Now IBM says it's putting its full marketing muscle into controlling--that's right, controlling--the Windows NT application market.

"We are not in the business of selling NT--that's Microsoft's job," said Attal. "We are doing this so we have a strategy for customers who are going to Intel platforms. If they say they are going to NT, then we have applications there."

"No one controls the NT market right now. We want to control that market," she said.

IBM's support for NT is not new. The company began porting its major database, middleware, and development tool software to Windows NT last year.

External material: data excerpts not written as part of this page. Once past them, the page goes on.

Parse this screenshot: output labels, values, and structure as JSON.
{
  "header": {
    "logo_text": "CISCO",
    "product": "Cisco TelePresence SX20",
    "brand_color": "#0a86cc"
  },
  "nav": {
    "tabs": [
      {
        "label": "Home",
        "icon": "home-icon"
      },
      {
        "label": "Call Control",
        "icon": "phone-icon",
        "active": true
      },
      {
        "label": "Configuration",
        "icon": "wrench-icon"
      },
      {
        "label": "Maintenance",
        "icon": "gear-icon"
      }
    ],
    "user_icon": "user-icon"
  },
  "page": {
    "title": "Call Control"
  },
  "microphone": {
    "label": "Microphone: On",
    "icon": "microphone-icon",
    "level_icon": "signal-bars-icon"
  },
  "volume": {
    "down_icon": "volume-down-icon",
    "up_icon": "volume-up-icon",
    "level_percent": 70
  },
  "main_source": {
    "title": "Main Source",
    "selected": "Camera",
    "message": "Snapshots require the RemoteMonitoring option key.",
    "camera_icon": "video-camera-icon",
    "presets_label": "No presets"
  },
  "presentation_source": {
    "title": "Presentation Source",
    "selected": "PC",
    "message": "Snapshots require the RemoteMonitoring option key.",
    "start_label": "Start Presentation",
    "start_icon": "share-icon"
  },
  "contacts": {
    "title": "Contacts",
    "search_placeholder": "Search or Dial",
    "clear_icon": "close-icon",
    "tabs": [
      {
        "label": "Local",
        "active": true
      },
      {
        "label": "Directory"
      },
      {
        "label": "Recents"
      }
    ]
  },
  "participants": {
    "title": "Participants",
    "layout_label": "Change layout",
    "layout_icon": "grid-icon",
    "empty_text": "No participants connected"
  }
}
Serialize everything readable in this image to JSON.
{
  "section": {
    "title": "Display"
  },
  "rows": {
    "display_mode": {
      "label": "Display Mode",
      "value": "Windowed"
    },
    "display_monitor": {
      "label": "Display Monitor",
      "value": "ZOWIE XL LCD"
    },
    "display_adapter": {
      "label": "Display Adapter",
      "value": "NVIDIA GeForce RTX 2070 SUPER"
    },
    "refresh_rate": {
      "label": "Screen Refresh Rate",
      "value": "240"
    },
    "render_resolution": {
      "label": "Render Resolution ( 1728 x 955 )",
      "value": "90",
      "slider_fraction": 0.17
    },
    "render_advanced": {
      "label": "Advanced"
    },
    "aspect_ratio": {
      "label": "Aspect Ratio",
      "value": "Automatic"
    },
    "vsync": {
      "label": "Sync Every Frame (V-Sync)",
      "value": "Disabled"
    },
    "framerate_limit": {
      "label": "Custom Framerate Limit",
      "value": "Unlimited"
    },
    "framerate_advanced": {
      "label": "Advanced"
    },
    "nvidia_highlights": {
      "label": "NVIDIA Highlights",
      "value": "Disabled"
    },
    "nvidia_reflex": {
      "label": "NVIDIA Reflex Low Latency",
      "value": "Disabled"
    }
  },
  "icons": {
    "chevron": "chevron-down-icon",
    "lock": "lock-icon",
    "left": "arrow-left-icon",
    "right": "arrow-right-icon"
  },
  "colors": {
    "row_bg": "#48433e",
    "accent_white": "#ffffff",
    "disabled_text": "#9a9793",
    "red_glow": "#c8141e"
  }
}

Attal claims that IBM is already far ahead of competitors, such as Oracle, in building NT applications. Along with the new small business bundle, IBM also sells various applications in its software servers lineup, formerly code-named Project Eagle.

IBM has also stationed some 200 technicians in Kirkland, Washington, just down the street from Microsoft's headquarters, to test IBM's software on NT in order to receive BackOffice certification.

Attal said the NT focus does not signal a change in strategy for the company's OS/2 operating system. "OS/2 will continue to be there. Nothing has changed," she said.

The new NT bundle is expected to debut this summer. No pricing has been set, said Attal. But she expects pricing to be equal to, or lower than Microsoft's BackOffice list price.